Mengejar sunrise di penanggungan
Saya menarik rapat
sleeping bag yang saya jadikan
selimut dengan harapan dapat lebih menghangatkan badan saya yang terasa semakin
dingin. Saya tidak tahu dengan persis berapa derajat suhu waktu itu di puncak
bayangan Gunung Penanggungan. Yang dapat saya pastikan suhu waktu itu mampu
membuat seluruh badan saya menggigil kedinginan , terasa kaku dan susah
digerakkan. Jam digital di handphone
saya menunjukkan pukul 03.00 pagi artinya sudah waktunya untuk
bersiap mendaki ke puncak. Waktu yang dibutuhkan sekitar dua jam untuk
sampai di puncak Gunung Penanggungan. Karena kami mengejar momen terbitnya sang
fajar maka kami harus berangkat dini hari.
Saya diam
sebentar untuk mengumpulkan nyawa sambil menggesekkan kedua tangan saya
berulang kali agar terasa hangat. Saya lupa tidak membawa sarung tangan waktu
itu dan akhirnya harus menanggung akibat tangan saya kedinginan. Akhirnya saya keluar dari tenda yang memuat empat orang ini karena diluar sudah terdengar
ramai. Di luar tenda saya melihat teman – teman saya mengelilingi api unggun
kecil yang kami buat kemarin malam. Sudah tidak terlalu besar nyala apinya
hanya tersisa sedikit bara api.
Saya duduk di
samping teman saya yang sedang membuat minuman penghangat hasil racikan
sendiri. Saya melihat dia memasukkan madu , bubuk jahe dan air hangat
yang dimasukkan ke dalam botol yang kemudian ditutup dan dijungkir balikkan
agar tercampur semua.

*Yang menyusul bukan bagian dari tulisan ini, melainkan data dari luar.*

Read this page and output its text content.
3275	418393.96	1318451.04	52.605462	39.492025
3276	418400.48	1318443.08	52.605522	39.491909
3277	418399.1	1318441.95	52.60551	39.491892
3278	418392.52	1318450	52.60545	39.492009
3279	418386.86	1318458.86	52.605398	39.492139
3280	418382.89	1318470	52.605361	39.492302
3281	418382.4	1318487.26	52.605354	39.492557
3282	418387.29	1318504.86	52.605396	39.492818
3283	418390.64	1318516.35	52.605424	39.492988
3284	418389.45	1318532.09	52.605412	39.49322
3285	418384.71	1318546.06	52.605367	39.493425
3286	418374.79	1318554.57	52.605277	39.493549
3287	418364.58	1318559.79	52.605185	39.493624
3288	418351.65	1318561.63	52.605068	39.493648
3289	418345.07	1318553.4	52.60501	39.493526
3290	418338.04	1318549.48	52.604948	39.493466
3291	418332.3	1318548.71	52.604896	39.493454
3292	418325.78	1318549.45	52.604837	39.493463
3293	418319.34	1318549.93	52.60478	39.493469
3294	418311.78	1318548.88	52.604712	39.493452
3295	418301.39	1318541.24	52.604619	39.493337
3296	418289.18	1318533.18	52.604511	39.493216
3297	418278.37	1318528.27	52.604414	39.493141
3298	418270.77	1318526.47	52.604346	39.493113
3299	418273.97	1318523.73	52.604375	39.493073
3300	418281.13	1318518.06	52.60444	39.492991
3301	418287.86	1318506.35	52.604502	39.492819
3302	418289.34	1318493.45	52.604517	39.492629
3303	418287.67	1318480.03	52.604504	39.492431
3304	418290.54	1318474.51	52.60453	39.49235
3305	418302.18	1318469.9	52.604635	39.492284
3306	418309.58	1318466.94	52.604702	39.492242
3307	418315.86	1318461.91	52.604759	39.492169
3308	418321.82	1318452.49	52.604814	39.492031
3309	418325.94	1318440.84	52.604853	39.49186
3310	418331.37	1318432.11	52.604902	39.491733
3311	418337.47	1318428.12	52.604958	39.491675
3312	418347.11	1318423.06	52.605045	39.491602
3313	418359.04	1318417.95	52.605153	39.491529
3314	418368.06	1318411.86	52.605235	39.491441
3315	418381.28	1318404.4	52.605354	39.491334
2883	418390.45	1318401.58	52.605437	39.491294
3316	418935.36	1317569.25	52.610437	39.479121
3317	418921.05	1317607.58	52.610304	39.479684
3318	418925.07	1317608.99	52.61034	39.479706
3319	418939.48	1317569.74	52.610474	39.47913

Beberapa jungkir balikan dan akhirnya ‘oplosan’ buatan
teman saya berhasil dibuat. Saya ditawari teman saya tapi saya menolaknya. Saya
memang menyukai minuman STMJ , Susu Telur Madu Jahe , tapi entah kenapa saya
enggan mencoba minuman teman saya tersebut. Memang saat trekking dan camping di
atas gunung kita dituntut untuk berpikir kreatif dengan memanfaatkan apa aja
yang ada di sekitar kita agar dapat digunakan untuk kebutuhan saat mendaki.
Misalnya saat memasak , sebuah sendok selain untuk alat makan juga kami gunakan
untuk alat untuk menggoreng.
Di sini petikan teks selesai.